Short answer
WebVTT was built as an extension of SRT to add useful features that are not available in SRT. In its most basic form, WebVTT looks near identical to SRT. However, WebVTT adds many (optional) ways to format the output and provide auxiliary information that SRT does not have. The downside of extra features is that it's more difficult for a player to support it. Because SRT has very few features, most players support it. Also, SRT was developed by a relatively obscure group, where WebVTT is a W3C standard.
Long answer
WebVTT (Web Video Text Tracks) was originally called WebSRT. It was made to be an extension of SRT (SubRip). When not using any of the additional features that WebVTT provides, WebVTT looks near identical to SRT. For example, a simple case in SRT might look like:
1
00:00:00.000 --> 00:00:02.000
The first cue text.
2
00:00:02.000 --> 00:00:04.000
The second cue text.
where the equivalent WebVTT might look like:
WEBVTT
00:00.000 --> 00:02.000
The first cue text.
00:02.000 --> 00:04.000
The second cue text.
The reason WebVTT was made was to add many features that don't exist in SRT. For example, in WebVTT you can add data showing who the speaker of a cue is:
00:02.000 --> 00:04.000
<v Mary>Hi, I'm Mary!
SRT doesn't officially include any font styling. Simple font styling is unofficially supported within SRT by many players, but since it's not officially part of the format, there are no guarantees. WebVTT does include font styling as part of the format. For simple font styling, the unofficial SRT and WebVTT again look similar:
<b>This text is bold.</b>
However, WebVTT includes many types of font styling and many methods of including the font styling that are not included by SRT. For example, WebVTT has style sheets similar to CSS for HTML. For the above labeled speaker example, you can include font styling for all instances of a specific speaker in the file:
::cue(v[voice="Mary"]) { color: lime }
This can be useful when multiple speakers are talking over each other so that their speech can be differentiated in the subtitles.

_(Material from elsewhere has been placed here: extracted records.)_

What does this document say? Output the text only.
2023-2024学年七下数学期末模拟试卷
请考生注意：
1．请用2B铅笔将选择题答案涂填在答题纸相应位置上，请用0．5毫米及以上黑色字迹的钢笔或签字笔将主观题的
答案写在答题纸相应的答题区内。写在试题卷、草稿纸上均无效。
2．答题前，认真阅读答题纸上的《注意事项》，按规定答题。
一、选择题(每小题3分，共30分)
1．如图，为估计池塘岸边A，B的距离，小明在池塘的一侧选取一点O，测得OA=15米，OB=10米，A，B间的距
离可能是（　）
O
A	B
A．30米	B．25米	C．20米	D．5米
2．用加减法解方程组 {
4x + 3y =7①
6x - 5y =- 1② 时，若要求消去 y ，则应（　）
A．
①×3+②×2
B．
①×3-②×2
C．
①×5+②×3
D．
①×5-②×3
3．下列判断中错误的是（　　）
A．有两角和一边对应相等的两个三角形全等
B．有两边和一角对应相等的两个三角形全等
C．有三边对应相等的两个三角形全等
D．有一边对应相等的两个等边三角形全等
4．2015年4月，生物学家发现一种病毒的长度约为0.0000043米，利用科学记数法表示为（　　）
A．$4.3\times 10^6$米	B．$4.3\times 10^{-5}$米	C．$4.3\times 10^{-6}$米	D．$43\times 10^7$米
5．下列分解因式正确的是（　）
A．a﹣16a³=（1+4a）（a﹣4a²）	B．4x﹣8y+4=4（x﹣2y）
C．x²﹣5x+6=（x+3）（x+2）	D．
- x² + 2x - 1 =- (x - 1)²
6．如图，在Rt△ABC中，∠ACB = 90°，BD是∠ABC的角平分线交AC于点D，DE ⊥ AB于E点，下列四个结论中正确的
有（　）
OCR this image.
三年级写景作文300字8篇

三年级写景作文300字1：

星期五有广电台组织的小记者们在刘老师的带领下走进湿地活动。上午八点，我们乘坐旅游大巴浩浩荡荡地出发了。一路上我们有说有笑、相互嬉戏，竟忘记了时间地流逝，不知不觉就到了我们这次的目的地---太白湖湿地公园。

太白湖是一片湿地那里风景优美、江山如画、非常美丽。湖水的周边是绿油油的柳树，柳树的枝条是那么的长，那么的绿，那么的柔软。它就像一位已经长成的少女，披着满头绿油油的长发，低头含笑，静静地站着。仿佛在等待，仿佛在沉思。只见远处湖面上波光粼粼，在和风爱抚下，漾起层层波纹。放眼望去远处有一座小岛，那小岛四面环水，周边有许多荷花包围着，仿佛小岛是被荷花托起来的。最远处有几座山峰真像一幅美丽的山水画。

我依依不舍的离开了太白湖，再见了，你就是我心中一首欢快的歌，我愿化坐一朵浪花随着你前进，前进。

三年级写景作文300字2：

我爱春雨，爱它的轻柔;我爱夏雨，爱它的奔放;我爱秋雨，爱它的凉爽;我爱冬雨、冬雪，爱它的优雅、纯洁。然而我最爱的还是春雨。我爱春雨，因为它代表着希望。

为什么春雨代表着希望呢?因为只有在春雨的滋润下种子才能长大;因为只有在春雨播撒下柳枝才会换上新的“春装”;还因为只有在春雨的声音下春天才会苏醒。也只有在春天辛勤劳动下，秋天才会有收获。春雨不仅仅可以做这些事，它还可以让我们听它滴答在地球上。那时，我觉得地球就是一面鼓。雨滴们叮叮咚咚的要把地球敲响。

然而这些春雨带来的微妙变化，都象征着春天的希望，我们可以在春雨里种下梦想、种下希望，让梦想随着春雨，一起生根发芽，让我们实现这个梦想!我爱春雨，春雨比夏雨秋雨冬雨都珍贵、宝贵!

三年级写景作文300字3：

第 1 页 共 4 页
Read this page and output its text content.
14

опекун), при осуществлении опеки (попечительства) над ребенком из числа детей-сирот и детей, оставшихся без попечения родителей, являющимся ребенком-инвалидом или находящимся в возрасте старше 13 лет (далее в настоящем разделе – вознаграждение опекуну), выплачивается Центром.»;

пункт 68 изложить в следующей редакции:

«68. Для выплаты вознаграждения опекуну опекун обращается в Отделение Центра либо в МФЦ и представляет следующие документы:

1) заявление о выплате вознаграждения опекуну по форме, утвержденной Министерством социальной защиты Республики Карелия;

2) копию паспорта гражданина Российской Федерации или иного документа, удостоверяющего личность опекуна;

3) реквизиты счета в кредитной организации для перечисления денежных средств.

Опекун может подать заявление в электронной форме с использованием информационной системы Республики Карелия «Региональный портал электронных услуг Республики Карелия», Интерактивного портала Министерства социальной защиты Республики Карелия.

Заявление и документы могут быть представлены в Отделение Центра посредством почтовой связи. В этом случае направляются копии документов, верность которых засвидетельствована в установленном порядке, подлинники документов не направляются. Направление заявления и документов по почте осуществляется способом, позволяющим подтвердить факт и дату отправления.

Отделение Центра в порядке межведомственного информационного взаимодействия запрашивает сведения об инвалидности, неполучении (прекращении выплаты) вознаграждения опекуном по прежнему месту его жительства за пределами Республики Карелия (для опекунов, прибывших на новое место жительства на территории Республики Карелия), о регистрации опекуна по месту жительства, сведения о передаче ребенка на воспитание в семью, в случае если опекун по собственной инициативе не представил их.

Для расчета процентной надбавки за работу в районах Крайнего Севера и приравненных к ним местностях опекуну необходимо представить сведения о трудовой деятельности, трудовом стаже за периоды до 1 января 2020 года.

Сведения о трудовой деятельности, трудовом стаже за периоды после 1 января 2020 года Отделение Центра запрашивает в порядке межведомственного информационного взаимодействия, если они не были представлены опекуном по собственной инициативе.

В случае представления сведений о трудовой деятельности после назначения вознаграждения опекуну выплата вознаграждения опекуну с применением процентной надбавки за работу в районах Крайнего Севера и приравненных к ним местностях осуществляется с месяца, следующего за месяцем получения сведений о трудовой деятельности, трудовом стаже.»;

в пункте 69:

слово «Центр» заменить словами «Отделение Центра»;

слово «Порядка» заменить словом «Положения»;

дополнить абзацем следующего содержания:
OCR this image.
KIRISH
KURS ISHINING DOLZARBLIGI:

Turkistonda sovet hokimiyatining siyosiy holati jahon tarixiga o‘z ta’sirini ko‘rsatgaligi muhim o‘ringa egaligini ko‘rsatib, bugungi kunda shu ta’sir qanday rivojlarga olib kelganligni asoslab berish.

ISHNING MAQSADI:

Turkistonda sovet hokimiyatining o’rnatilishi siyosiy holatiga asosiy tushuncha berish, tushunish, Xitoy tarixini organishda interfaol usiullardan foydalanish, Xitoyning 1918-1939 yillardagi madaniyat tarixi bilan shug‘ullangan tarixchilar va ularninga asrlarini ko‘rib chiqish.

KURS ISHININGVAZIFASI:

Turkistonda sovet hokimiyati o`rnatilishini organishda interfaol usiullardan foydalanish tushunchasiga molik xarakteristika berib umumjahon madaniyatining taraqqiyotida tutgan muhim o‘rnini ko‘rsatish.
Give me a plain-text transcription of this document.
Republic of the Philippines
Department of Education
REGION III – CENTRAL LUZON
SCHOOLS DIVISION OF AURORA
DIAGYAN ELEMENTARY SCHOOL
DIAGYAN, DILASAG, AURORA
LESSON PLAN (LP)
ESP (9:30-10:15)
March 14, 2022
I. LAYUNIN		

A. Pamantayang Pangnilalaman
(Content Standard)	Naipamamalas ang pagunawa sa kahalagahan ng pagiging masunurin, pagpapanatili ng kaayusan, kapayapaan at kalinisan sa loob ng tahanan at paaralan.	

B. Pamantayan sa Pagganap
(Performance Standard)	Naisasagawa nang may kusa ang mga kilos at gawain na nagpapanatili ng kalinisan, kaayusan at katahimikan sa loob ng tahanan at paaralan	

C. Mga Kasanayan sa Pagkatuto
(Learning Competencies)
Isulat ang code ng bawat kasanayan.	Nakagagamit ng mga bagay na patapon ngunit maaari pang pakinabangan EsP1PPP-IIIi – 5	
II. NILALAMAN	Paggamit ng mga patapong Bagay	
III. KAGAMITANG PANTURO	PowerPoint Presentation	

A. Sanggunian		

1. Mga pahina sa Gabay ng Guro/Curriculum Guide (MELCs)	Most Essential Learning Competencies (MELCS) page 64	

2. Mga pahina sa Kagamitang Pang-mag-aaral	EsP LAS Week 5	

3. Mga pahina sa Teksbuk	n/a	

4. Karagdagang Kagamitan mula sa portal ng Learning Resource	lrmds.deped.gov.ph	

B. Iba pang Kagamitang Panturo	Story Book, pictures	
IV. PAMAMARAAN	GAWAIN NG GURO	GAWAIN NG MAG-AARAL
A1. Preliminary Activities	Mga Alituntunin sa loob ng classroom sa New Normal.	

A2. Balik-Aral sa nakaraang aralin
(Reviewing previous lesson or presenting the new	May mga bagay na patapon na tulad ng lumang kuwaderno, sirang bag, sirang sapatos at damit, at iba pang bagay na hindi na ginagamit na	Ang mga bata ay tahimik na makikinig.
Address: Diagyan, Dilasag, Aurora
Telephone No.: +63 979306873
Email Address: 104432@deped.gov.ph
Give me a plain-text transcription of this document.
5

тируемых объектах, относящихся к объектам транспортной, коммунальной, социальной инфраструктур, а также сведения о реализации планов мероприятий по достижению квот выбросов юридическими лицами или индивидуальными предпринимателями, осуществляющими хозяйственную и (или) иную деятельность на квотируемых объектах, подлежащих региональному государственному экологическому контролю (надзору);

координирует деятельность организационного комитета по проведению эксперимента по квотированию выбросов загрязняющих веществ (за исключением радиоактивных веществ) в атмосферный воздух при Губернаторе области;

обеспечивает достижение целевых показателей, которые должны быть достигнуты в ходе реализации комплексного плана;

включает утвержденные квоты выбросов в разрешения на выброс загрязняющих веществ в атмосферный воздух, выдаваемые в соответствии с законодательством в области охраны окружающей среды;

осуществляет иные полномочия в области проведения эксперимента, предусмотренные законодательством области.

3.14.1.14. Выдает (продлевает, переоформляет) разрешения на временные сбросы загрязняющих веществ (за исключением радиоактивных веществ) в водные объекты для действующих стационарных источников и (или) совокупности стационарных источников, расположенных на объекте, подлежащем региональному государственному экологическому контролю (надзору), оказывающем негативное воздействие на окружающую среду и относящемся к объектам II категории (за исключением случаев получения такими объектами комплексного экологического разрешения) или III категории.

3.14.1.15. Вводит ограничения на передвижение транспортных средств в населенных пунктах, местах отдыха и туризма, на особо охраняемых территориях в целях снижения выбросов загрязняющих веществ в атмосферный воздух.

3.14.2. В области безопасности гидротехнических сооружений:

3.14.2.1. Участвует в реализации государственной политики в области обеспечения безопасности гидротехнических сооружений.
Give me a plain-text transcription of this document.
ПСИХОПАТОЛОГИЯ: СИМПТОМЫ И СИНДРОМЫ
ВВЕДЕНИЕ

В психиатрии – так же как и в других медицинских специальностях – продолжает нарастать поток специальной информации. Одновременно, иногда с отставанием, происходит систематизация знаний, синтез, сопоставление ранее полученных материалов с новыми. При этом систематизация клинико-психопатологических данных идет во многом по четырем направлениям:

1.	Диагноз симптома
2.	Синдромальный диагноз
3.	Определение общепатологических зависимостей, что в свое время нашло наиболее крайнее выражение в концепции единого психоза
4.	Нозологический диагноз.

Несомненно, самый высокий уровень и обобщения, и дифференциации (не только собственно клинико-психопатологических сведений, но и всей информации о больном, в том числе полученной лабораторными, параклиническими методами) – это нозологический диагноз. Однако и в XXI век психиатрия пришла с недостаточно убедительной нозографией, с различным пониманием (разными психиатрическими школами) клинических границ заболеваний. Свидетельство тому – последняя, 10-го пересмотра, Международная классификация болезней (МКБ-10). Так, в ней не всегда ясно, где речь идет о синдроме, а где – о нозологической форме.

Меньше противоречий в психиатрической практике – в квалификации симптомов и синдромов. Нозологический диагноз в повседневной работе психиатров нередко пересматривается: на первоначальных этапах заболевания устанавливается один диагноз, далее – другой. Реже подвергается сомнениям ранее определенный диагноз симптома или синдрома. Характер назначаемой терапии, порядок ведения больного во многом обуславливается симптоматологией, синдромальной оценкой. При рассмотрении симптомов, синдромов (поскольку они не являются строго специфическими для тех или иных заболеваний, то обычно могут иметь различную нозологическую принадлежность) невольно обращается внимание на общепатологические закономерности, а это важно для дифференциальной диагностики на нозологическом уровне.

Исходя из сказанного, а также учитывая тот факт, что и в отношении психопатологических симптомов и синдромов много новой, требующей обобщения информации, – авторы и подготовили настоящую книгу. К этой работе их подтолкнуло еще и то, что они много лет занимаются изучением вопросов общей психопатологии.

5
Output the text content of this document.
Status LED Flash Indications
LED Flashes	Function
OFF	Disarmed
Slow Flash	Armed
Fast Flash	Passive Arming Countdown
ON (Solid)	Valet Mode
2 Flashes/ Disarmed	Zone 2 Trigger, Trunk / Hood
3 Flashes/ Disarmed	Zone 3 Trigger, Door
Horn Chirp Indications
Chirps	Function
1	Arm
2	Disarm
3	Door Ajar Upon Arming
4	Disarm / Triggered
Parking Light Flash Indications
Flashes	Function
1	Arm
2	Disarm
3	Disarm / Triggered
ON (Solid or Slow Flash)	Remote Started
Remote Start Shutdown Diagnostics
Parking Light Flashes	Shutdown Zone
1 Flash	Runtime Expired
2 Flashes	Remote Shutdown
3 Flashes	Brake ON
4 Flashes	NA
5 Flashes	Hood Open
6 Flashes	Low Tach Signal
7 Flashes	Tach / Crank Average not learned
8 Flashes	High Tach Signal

Just as a quick sampling of some other stuff WebVTT supports that SRT does not,
Positioning and sizing the cues within the viewport:
00:00:00.000 --> 00:00:04.000 position:10%,line-left align:left size:35%
I'm over here.
Ruby text for small characters above the normal ones (often used in East Asian languages to provide phonetic guides):
00:02.000 --> 00:04.000
<ruby>東京<rt>とうきょう</rt></ruby>
Cues subdivided in time:
00:00:00.000 --> 00:00:06.000
This <00:00:01.000>text <00:00:02.000>appears <00:00:03.000>over <00:00:04.000>5 <00:00:05.000>seconds.
The advantage of SRT is that it's so simple that more players support it. Luckily, it's fairly easy to translate SRT to WebVTT and vice versa. Since WebVTT is basically a superset of SRT, you just need to change some minor syntax to convert from SRT to WebVTT. To go from WebVTT to SRT, you strip out all extra features tags, then perform the slight syntax change. Of course, in this direction, you lose all the extra features WebVTT provided.
As noted above, SRT was developed by a relatively obscure group, WebVTT is a W3C standard. As noted by the original question, it is more or less the "official" caption/subtitle format for HTML5.